Further, as evident in the Everton game, Pogba from the left spot will go on to push forward inside the penalty area and link up quite well with the attackers. As a result, the now wider United attack will be a lethal presence in nearly all scenarios.

Lastly, with the wing-backs relegated to less of an attacking functionality, more focus can be given defensively, which over time might compensate for the defensive approach that Mourinho will lose after switching formations.

The Past Is Key

Writing in his Daily Mail column regarding the need for Mourinho to change formations, Jamie Carragher stated: “The barometers Pogba will be measured against in the future are Steven Gerrard, Frank Lampard and Yaya Toure, three of the Premier League’s most dominant midfield figures; they scored goals, provided assists, won games on their own and propelled their teams to trophies.”

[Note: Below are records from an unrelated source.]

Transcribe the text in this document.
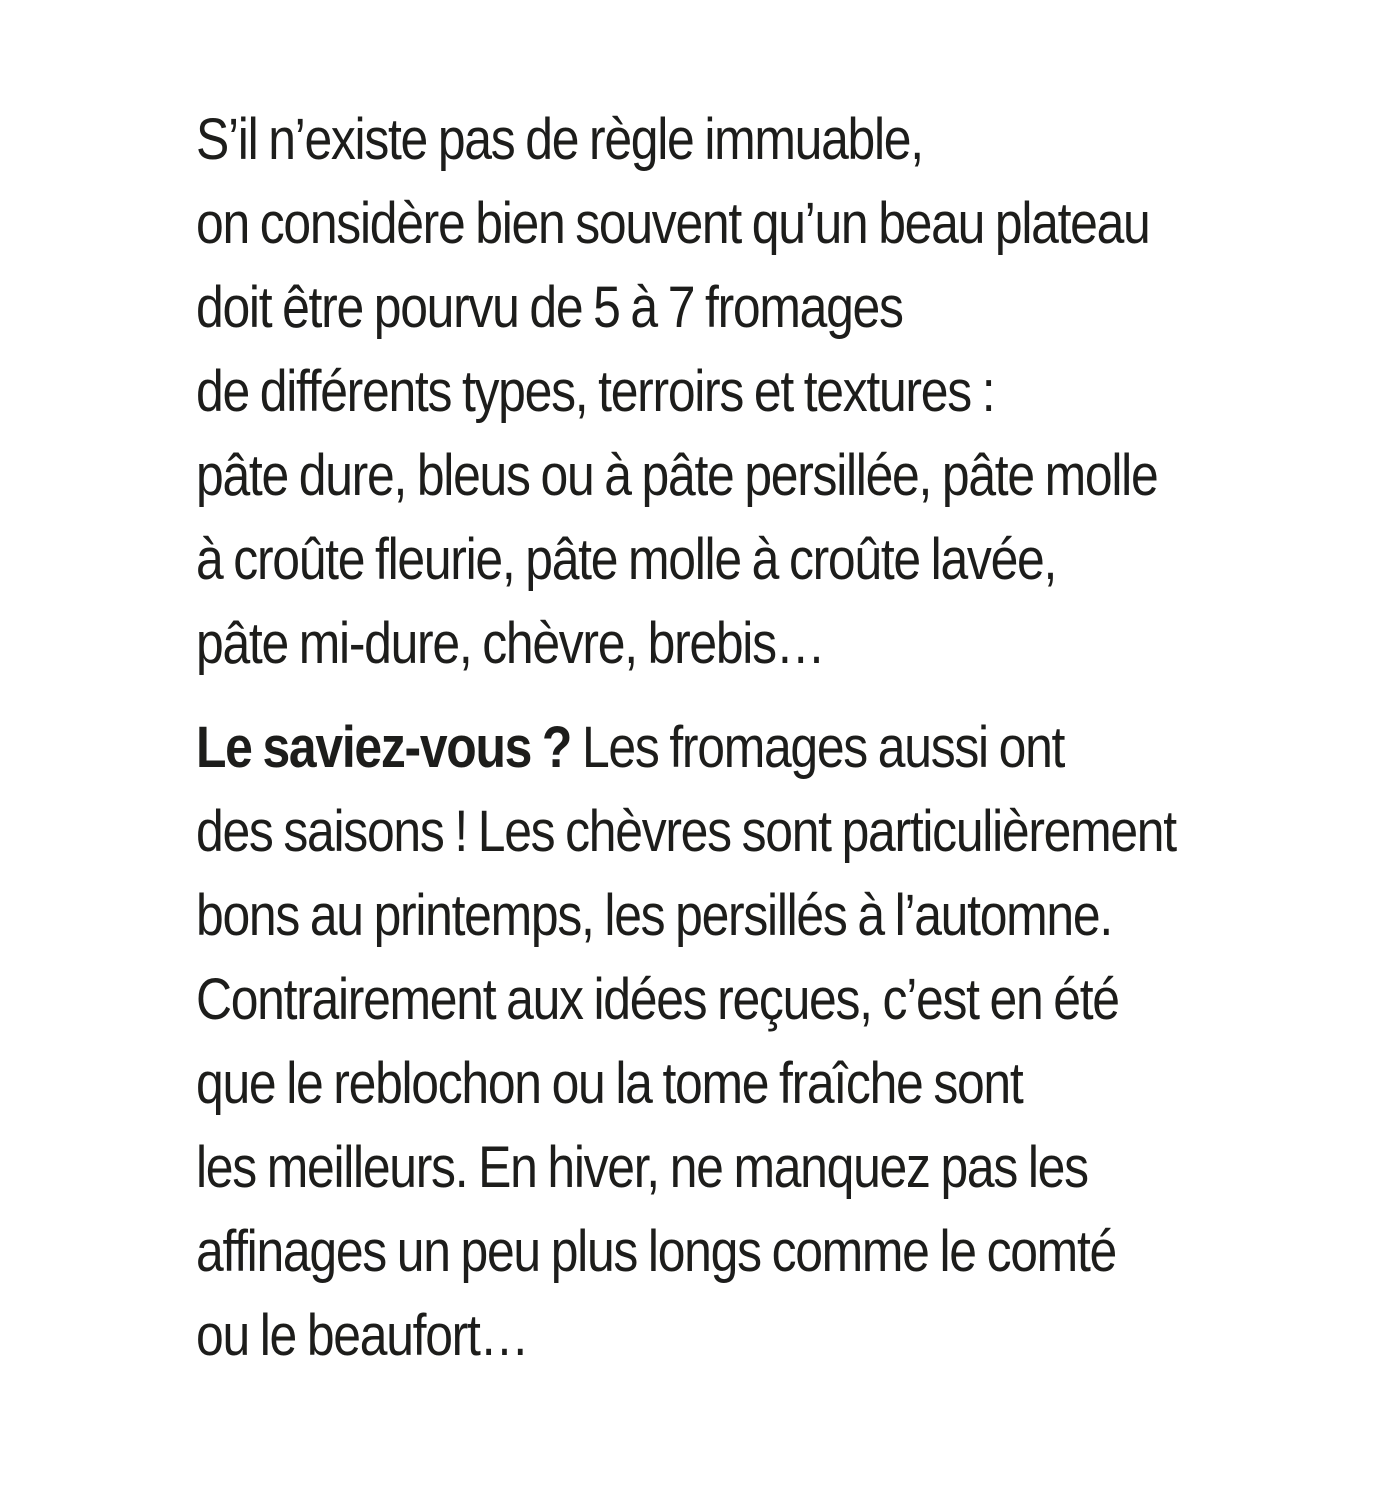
S’il n’existe pas de règle immuable,
on considère bien souvent qu’un beau plateau
doit être pourvu de 5 à 7 fromages
de différents types, terroirs et textures :
pâte dure, bleus ou à pâte persillée, pâte molle
à croûte fleurie, pâte molle à croûte lavée,
pâte mi-dure, chèvre, brebis…

Le saviez-vous ? Les fromages aussi ont
des saisons ! Les chèvres sont particulièrement
bons au printemps, les persillés à l’automne.
Contrairement aux idées reçues, c’est en été
que le reblochon ou la tome fraîche sont
les meilleurs. En hiver, ne manquez pas les
affinages un peu plus longs comme le comté
ou le beaufort…
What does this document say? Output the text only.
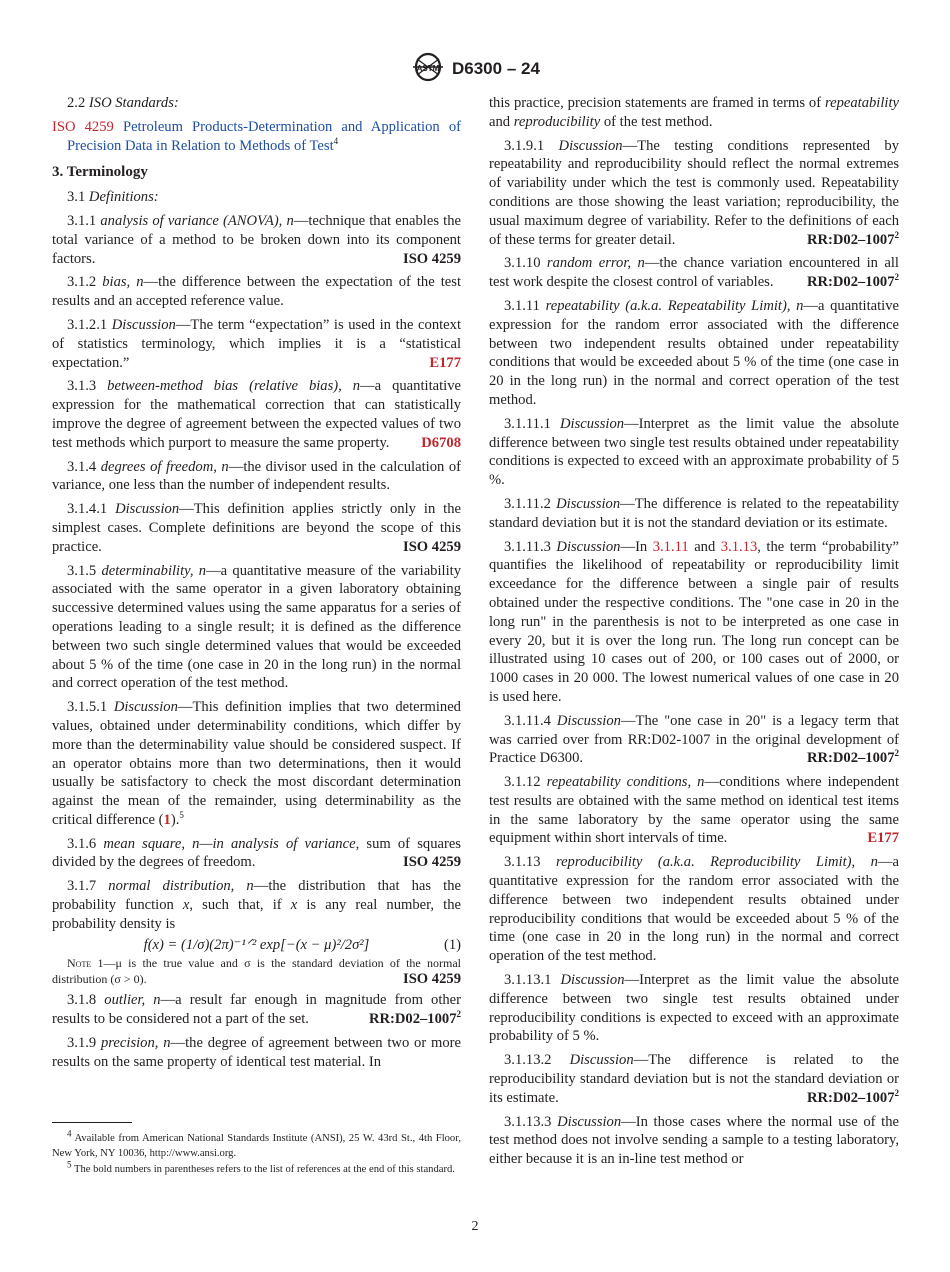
ASTM D6300 – 24

2.2 ISO Standards:

ISO 4259 Petroleum Products-Determination and Application of Precision Data in Relation to Methods of Test$^4$

3. Terminology

3.1 Definitions:

3.1.1 analysis of variance (ANOVA), n—technique that enables the total variance of a method to be broken down into its component factors.	ISO 4259

3.1.2 bias, n—the difference between the expectation of the test results and an accepted reference value.

3.1.2.1 Discussion—The term “expectation” is used in the context of statistics terminology, which implies it is a “statistical expectation.”	E177

3.1.3 between-method bias (relative bias), n—a quantitative expression for the mathematical correction that can statistically improve the degree of agreement between the expected values of two test methods which purport to measure the same property.	D6708

3.1.4 degrees of freedom, n—the divisor used in the calculation of variance, one less than the number of independent results.

3.1.4.1 Discussion—This definition applies strictly only in the simplest cases. Complete definitions are beyond the scope of this practice.	ISO 4259

3.1.5 determinability, n—a quantitative measure of the variability associated with the same operator in a given laboratory obtaining successive determined values using the same apparatus for a series of operations leading to a single result; it is defined as the difference between two such single determined values that would be exceeded about 5 % of the time (one case in 20 in the long run) in the normal and correct operation of the test method.

3.1.5.1 Discussion—This definition implies that two determined values, obtained under determinability conditions, which differ by more than the determinability value should be considered suspect. If an operator obtains more than two determinations, then it would usually be satisfactory to check the most discordant determination against the mean of the remainder, using determinability as the critical difference (1).$^5$

3.1.6 mean square, n—in analysis of variance, sum of squares divided by the degrees of freedom.	ISO 4259

3.1.7 normal distribution, n—the distribution that has the probability function x, such that, if x is any real number, the probability density is

f(x) = (1/σ)(2π)⁻¹ᐟ² exp[−(x − μ)²/2σ²]	(1)

Note 1—μ is the true value and σ is the standard deviation of the normal distribution (σ > 0).	ISO 4259

3.1.8 outlier, n—a result far enough in magnitude from other results to be considered not a part of the set.	RR:D02–1007$^2$

3.1.9 precision, n—the degree of agreement between two or more results on the same property of identical test material. In

$^4$ Available from American National Standards Institute (ANSI), 25 W. 43rd St., 4th Floor, New York, NY 10036, http://www.ansi.org.

$^5$ The bold numbers in parentheses refers to the list of references at the end of this standard.

this practice, precision statements are framed in terms of repeatability and reproducibility of the test method.

3.1.9.1 Discussion—The testing conditions represented by repeatability and reproducibility should reflect the normal extremes of variability under which the test is commonly used. Repeatability conditions are those showing the least variation; reproducibility, the usual maximum degree of variability. Refer to the definitions of each of these terms for greater detail.	RR:D02–1007$^2$

3.1.10 random error, n—the chance variation encountered in all test work despite the closest control of variables.	RR:D02–1007$^2$

3.1.11 repeatability (a.k.a. Repeatability Limit), n—a quantitative expression for the random error associated with the difference between two independent results obtained under repeatability conditions that would be exceeded about 5 % of the time (one case in 20 in the long run) in the normal and correct operation of the test method.

3.1.11.1 Discussion—Interpret as the limit value the absolute difference between two single test results obtained under repeatability conditions is expected to exceed with an approximate probability of 5 %.

3.1.11.2 Discussion—The difference is related to the repeatability standard deviation but it is not the standard deviation or its estimate.

3.1.11.3 Discussion—In 3.1.11 and 3.1.13, the term “probability” quantifies the likelihood of repeatability or reproducibility limit exceedance for the difference between a single pair of results obtained under the respective conditions. The "one case in 20 in the long run" in the parenthesis is not to be interpreted as one case in every 20, but it is over the long run. The long run concept can be illustrated using 10 cases out of 200, or 100 cases out of 2000, or 1000 cases in 20 000. The lowest numerical values of one case in 20 is used here.

3.1.11.4 Discussion—The "one case in 20" is a legacy term that was carried over from RR:D02-1007 in the original development of Practice D6300.	RR:D02–1007$^2$

3.1.12 repeatability conditions, n—conditions where independent test results are obtained with the same method on identical test items in the same laboratory by the same operator using the same equipment within short intervals of time.	E177

3.1.13 reproducibility (a.k.a. Reproducibility Limit), n—a quantitative expression for the random error associated with the difference between two independent results obtained under reproducibility conditions that would be exceeded about 5 % of the time (one case in 20 in the long run) in the normal and correct operation of the test method.

3.1.13.1 Discussion—Interpret as the limit value the absolute difference between two single test results obtained under reproducibility conditions is expected to exceed with an approximate probability of 5 %.

3.1.13.2 Discussion—The difference is related to the reproducibility standard deviation but is not the standard deviation or its estimate.	RR:D02–1007$^2$

3.1.13.3 Discussion—In those cases where the normal use of the test method does not involve sending a sample to a testing laboratory, either because it is an in-line test method or

2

But the main point was: “Those three men, however, all found it difficult when they were put in the role in which Mourinho has deployed Pogba — in a midfield two. Lampard, for instance, flourished in a midfield three for Mourinho and Carlo Ancelotti when Claude Makelele was the security behind him.

“Steven played centrally many times for Liverpool but the years he was named Footballer of the Year — by the PFA in 2006 and the FWA in 2009 — he had played on the right of midfield or as a No 10; the presence of Dietmar Hamann, Xabi Alonso, and Javier Mascherano gave him the licence to rampage.”

This holds immensely true in the case of Pogba too. In fact, his main weakness, which is his lack of positional discipline, can be used to great advantage in 4-3-3. His breakouts can be translated into open play leading to immense attacking potential for United, particularly if the third man in the center is able to secure the markers targeting the Frenchman.

All in all, much has been said about how Pogba’s enormous price tag ought to mean that the superstar must function across the midfield at any position. A closer look at the argument reveals precisely how flawed it truly is. A player must play where he functions best, and where he’ll best aid his side to renewed success, and that is precisely what a Pogba in a 4-3-3 can achieve.

However, the real question is, how much longer will it take before Mourinho realizes and implements this?